FIG. 8A is a diagram of an example of channel allocation for communication between two terminal according to the embodiment of the present invention. Referring to FIG. 8A, four frames 1 through 4 are allocated for wireless communication between a fifth terminal 60 and a sixth terminal 70, and two frames each of which is allocated four codes represented by differently patterned blocks are allocated to each of the terminals 60 and 70 for generation of a transmitting channel thereof because 8 channels are generally needed for voice communication. Here, if a terminal is added, four codes are additionally allocated to each of the frames, and a single frame is allocated to each of the terminals so that communication among a maximum of 4 terminals can be accomplished. In the example of FIG. 8A, the frames 1 and 3 are used
for generating a transmitting channel of the fifth terminal 60, and the frames 2 and 4 are used for generating a transmitting channel of the sixth terminal 70.
FIG. 8B is a diagram of an example in which a terminal relays communication between two other terminals. Referring to FIG. 8B, in order to make an eighth terminal 71 relay wireless communication between a seventh terminal 61 and a ninth terminal 81 , four frames 1 through 4 are allocated, and a frame which is allocated eight codes represented by differently patterned blocks is allocated to each of the terminals 61, 71, and 81 for generation of a transmitting channel thereof. Here, the eighth terminal 71 needs two transmitting channels in order to perform relay. In other words, the eighth terminal 71 needs a transmitting channel for transmitting data from the seventh terminal 61 to the ninth terminal 81 and a transmitting channel for transmitting data from the ninth terminal 81 to the seventh terminal 61. Accordingly, the eighth terminal 71 is allocated the two frames 2 and 4.

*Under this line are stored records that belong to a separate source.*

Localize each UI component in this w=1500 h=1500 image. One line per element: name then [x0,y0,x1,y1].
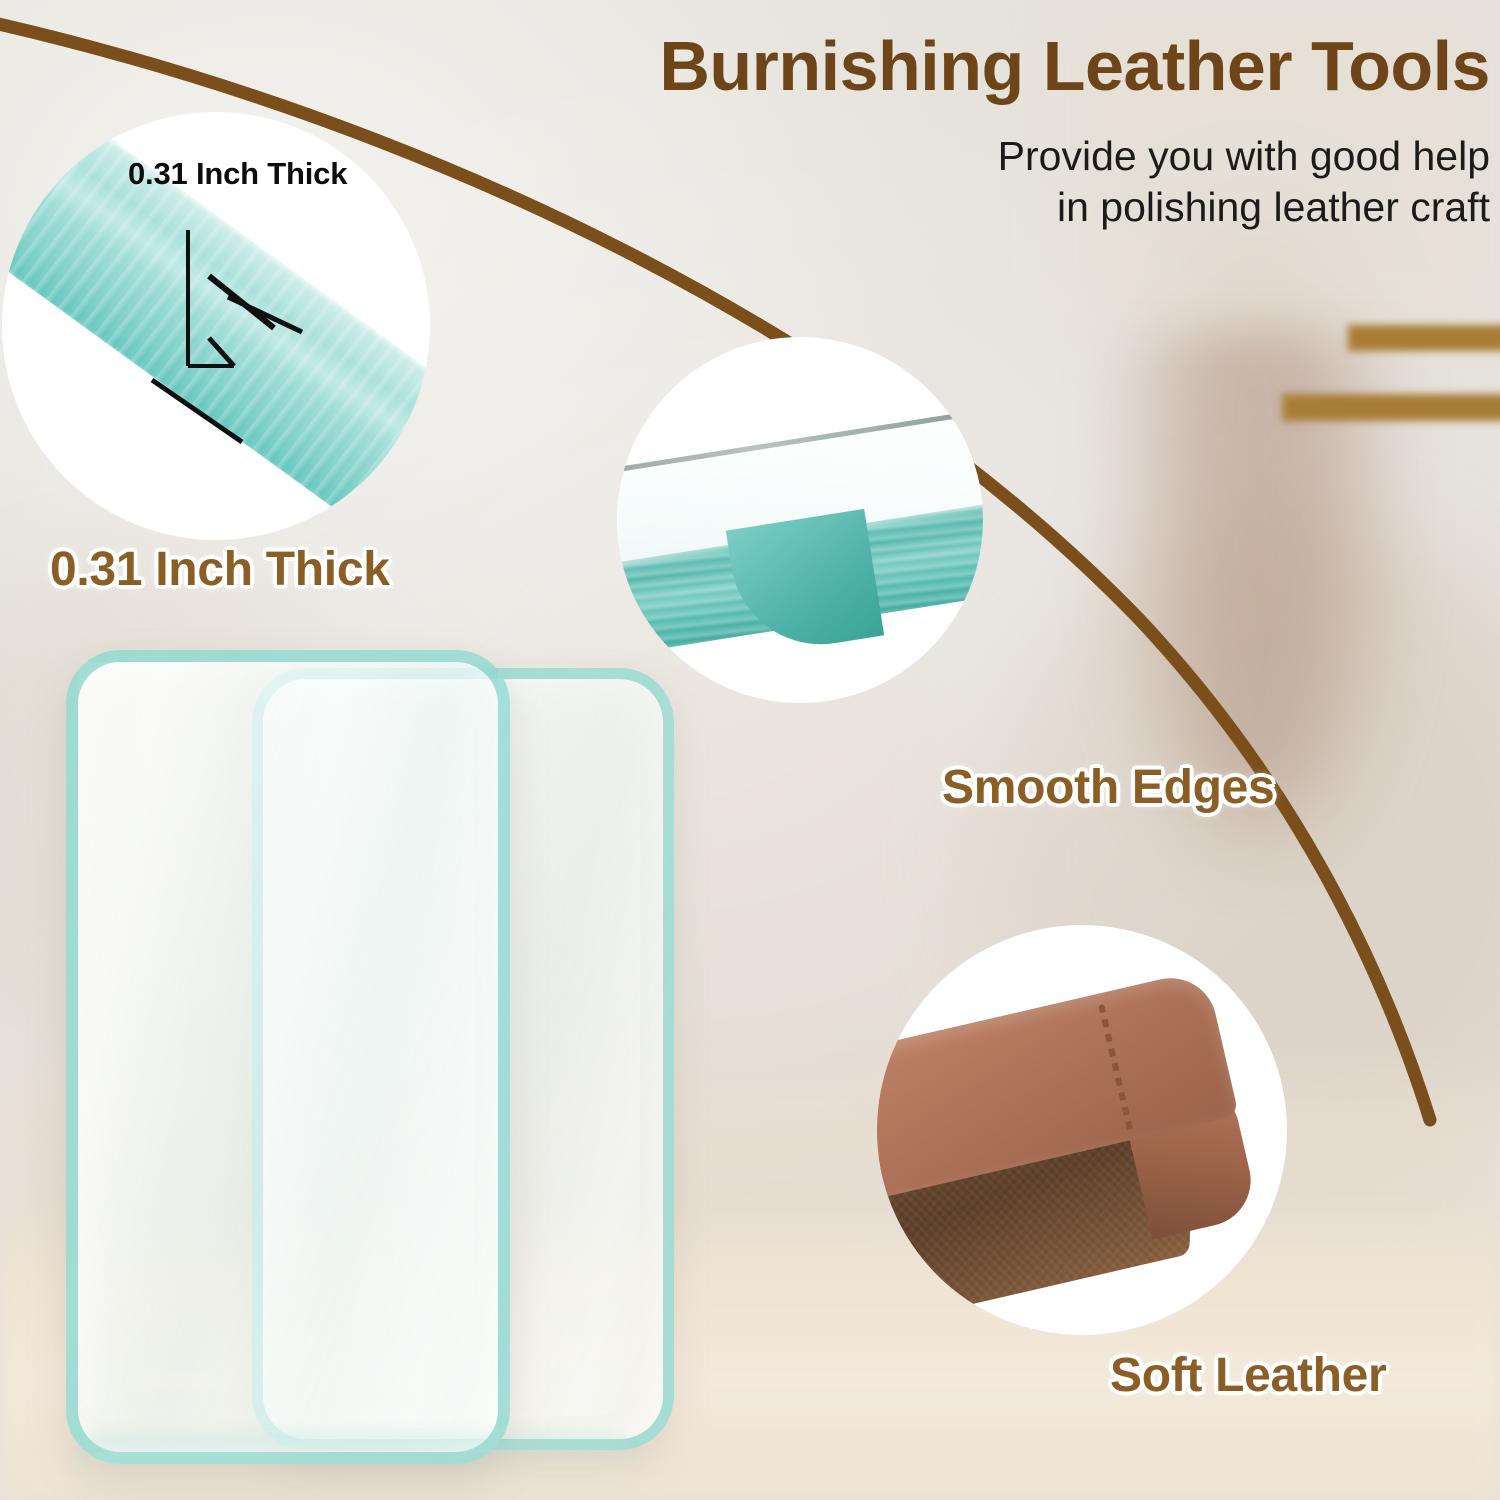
callout-soft-leather [877,925,1287,1335]
page-subtitle: Provide you with good help in polishing … [560,131,1490,233]
callout-thickness: 0.31 Inch Thick [2,112,430,540]
glass-rounded-corner [726,509,884,657]
glass-slab-front [66,650,510,1464]
callout-smooth-edges [617,337,983,703]
feature-label-thickness: 0.31 Inch Thick [50,542,390,597]
page-title: Burnishing Leather Tools [560,30,1490,103]
thickness-inset-label: 0.31 Inch Thick [128,156,347,192]
callout-soft-leather-image [877,925,1287,1335]
subtitle-line-2: in polishing leather craft [1057,184,1490,230]
product-infographic: Burnishing Leather Tools Provide you wit… [0,0,1500,1500]
glass-slab-reflection [74,1432,634,1496]
feature-label-soft-leather: Soft Leather [1110,1348,1386,1403]
subtitle-line-1: Provide you with good help [998,133,1490,179]
callout-smooth-edges-image [617,337,983,703]
callout-thickness-image: 0.31 Inch Thick [2,112,430,540]
headline-block: Burnishing Leather Tools Provide you wit… [560,30,1490,232]
feature-label-smooth-edges: Smooth Edges [942,760,1274,815]
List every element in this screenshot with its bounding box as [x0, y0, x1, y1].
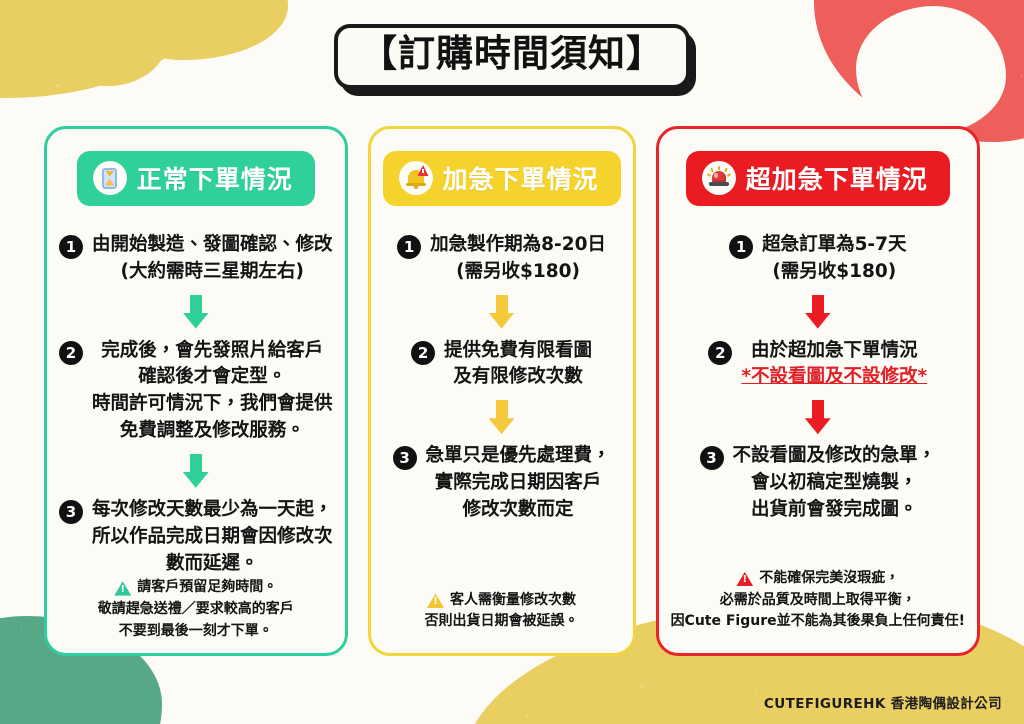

In other words, the frame 1 is allocated to the seventh terminal 61 to generate a transmitting channel for allowing the seventh terminal 61 to transmit data to the eighth terminal 71, and the frame 2 is allocated to the eighth terminal 71 to generate a transmitting channel allowing the eighth terminal 71 to relay the data to the ninth terminal 81. Meanwhile, the frame 3 is allocated to the ninth terminal 81 to generate a transmitting channel for allowing the ninth terminal 81 to transmit data to the eighth terminal 71, and the frame 4 is allocated to the eighth terminal 71 to generate a transmitting channel allowing the eighth terminal 71 to relay the data to the seventh terminal 61.
The above description just concerns embodiments of the present invention. The present invention is not restricted to the above embodiments, and various modifications can be made thereto within the scope defined by the attached claims. For example, the shape and
structure of each member specified in the embodiments can be changed.
Industrial Applicability
The present invention employs hybrid division multiple access in which CDMA is integrated into a wireless LAN based on TDMA, thereby securing independent channels among users and providing reliable communication for the users. In addition, the present invention allocates a plurality of channels to a single time slot for wireless communication and applies different methods of using the allocated channels to different time slots, thereby using a wireless communication system in various types. For example, in the case where a terminal is requested from another terminal to perform relay, the present invention allows the terminal to perform relay while allowing the terminal to maintain existing communication.